The films were introduced by Emanuel Cohn, a Ma’aleh graduate who was the star and screenwriter of the second film. The first movie, Barriers by Golan Rise, is just 23 minutes long, but it tells a complex and suspenseful story about three soldiers in charge of a checkpoint on the West Bank who must make a life-or-death decision with little time and information. It stars Ori Lachmi (who played Nati’s brother on the popular series Srugim, which was created by Ma’aleh graduates Hava Divon and Eliezer “Laizy” Shapiro) as Uri, the soldier in charge. He has to cope with two left-wing activists from the Machsom Watch organization as he carries out the orders he has just been given to stop all passage through the checkpoint. Palestinian workers plead with him to be allowed to cross into Israel to get to their jobs, while the soldiers with him, Amir (Roi Assaf) and Andrei (Anton Ostrovsky), are not nearly as patient as he is with the activists. When an ambulance pulls up carrying a severely ill girl and her mother, and Uri can find no record of this ambulance’s license, things get really complicated. And, in spite of the brief running length, there are a couple of important twists.

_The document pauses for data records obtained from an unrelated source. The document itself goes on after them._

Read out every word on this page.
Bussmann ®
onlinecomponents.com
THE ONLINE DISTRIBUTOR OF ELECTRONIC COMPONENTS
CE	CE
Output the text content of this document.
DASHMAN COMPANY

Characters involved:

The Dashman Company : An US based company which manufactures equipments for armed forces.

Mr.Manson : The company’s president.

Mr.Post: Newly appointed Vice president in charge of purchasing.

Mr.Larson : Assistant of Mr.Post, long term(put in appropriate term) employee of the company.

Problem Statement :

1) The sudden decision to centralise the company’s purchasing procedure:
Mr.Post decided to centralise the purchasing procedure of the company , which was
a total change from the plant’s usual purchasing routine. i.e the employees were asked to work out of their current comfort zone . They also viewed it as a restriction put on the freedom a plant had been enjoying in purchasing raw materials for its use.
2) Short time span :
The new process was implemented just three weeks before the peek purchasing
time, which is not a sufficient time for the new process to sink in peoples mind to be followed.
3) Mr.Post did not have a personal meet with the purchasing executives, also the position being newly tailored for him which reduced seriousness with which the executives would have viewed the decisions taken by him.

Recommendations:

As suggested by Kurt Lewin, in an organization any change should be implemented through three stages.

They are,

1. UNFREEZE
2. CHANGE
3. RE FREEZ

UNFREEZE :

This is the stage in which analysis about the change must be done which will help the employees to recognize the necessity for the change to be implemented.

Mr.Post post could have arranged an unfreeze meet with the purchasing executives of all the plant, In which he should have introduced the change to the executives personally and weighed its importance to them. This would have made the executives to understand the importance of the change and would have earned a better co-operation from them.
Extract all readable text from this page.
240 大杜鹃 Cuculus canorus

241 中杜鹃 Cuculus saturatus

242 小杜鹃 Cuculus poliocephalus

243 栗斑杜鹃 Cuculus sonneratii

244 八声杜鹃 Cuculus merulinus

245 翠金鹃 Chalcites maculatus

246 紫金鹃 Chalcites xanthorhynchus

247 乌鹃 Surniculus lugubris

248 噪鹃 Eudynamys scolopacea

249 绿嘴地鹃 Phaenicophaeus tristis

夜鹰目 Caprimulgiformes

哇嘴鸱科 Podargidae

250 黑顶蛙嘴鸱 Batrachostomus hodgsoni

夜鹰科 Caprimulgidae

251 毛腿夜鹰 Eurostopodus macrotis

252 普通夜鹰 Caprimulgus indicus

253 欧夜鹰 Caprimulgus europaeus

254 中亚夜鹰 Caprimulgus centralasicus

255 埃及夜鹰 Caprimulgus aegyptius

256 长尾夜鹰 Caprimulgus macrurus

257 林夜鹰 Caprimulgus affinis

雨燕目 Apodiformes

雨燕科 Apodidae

The next film could not have been more different. Titled The Little Dictator, it was directed by Cohn’s sister, Nurith Cohn, and told the story of a meek professor played by Cohn who goes with his demanding wife and kids to a weekend at a hotel to celebrate the birthday of her grandmother, a Holocaust survivor. The professor, whose specialty is the history of dictatorships, ends up looking like an infamous dictator, due to a shaving accident just as Shabbat begins, and must decide how to handle it. It’s hard to say too much about this one without giving away the most important moments in the plot, but it is both sad and funny. Cohn gives a wonderful performance as a nebbish who suddenly channels his inner dictator, but ultimately uses this power for good.
These two films sparked a lively discussion, as these professors asked questions and debated the security threat depicted in Barriers and the moral dilemma it posed, and the emotional and historical issues raised in The Little Dictator. The whole purpose of the program was crystallized in a comment one of the professors made about the situation in Barriers, “It looks simple from the outside, but you see that it’s not so simple.”